Like us, many readers will recall the hullabaloo and legal efforts that were associated with the undermining of Yingluck Shinawatra regime, much of it arguing that her government was illegitimate due to “populism.” For that matter, some may recall similar analysis, including by yellow-shirted academics, who howled about “policy corruption” as a form of vote-buying when Thaksin Shinawatra was elected.

We hear far less of that hullabaloo and howling associated with similar programs associated with the military junta and raining money into the electorate. Given that the junta is in total control and has banned (most) political parties from campaigning, its efforts are quite obviously meant to garner votes.

Clearly, double standards are at work.

The most recent splurge of taxpayer funds meant to shift political support to the devil parties has been so obvious that even the normally anti-democrat Democrat Party has been complaining. They see themselves as losing out to junta-backed parties when the junta, with its guns and access to state funds is so obviously vote buying.

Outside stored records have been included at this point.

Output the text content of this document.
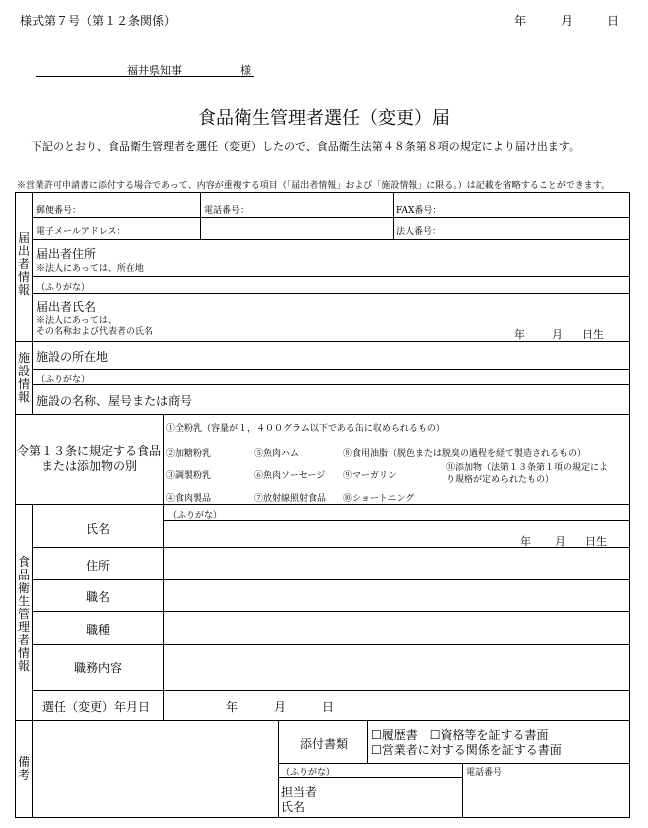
様式第７号（第１２条関係）	年	月	日
福井県知事	様
食品衛生管理者選任（変更）届
下記のとおり、食品衛生管理者を選任（変更）したので、食品衛生法第４８条第８項の規定により届け出ます。
※営業許可申請書に添付する場合であって、内容が重複する項目（「届出者情報」および「施設情報」に限る。）は記載を省略することができます。
届
出
者
情
報
郵便番号：	電話番号：	FAX番号：
電子メールアドレス：	法人番号：
届出者住所
※法人にあっては、所在地
（ふりがな）
届出者氏名
※法人にあっては、
その名称および代表者の氏名	年 月 日生
施
設
情
報
施設の所在地
（ふりがな）
施設の名称、屋号または商号
令第１３条に規定する食品または添加物の別
①全粉乳（容量が１，４００グラム以下である缶に収められるもの）
②加糖粉乳
③調製粉乳
④食肉製品
⑤魚肉ハム
⑥魚肉ソーセージ
⑦放射線照射食品
⑧食用油脂（脱色または脱臭の過程を経て製造されるもの）
⑨マーガリン
⑩ショートニング
⑪添加物（法第１３条第１項の規定により規格が定められたもの）
食
品
衛
生
管
理
者
情
報
（ふりがな）
氏名
年 月 日生
住所
職名
職種
職務内容
選任（変更）年月日	年	月	日
備
考
添付書類
☐履歴書　☐資格等を証する書面
☐営業者に対する関係を証する書面
（ふりがな）	電話番号
担当者
氏名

The main devil party, Palang Pracharath, formed by the military junta, is the main beneficiary of the junta’s vote buying, even as it waddles through the unnecessarily prolonged and untheatrical charade of naming General Prayuth Chan-ocha as its prime ministerial nominee. Everyone in Thailand already knows this. (Go on General, surprise us. Do something else, like holidaying in Germany for a couple of years.)

The main defenders of the the junta’s all-too-obvious cheating have been … yep, the Palang Pracharath Party.

According to Khaosod, the Palang Pracharat’s deputy leader Suvit Maesincee, who is simultaneously and unethically also a cabinet minister, declared that “the poor are starving to death and should benefit from continued support for programs introduced by his government, such as its controversial welfare card program.”

He does not explain how his military junta has managed an economy that leaves people starving to death, all the 11 million and more who were recently handed 500 baht each as some kind of warped one-off “welfare” payment.

(A reader suggests that the electoral strategies being used by the junta have some resonances with Najib Razak’s money politics.)

But he did add:

“We want to create a pracharat society,” … using the slogan his party is named after, which the government uses to promote its policies as a form of public-state cooperation.

The minister-devil-party-deputy leader also mumbled that salaried workers in the private sector will soon get state-funded pensions. Now that should be big!

But then, some of the junta’s electoral splurges have failed to impact the poor. A report at the Bangkok Post states that a “meagre 360,000 of the 11.4 million recipients of the government’s welfare and subsidy scheme for the poor are entitled to value-added tax (VAT) payback in the first month after the tax incentive scheme…”, for an average of just over 12 baht each. That’s mainly because only Thong Fah Pracharat – yes, like the Party’s name – shops with card readers are involved. That’s less than 15% of these junta-sponsored shops.

Double standards are the junta’s standards.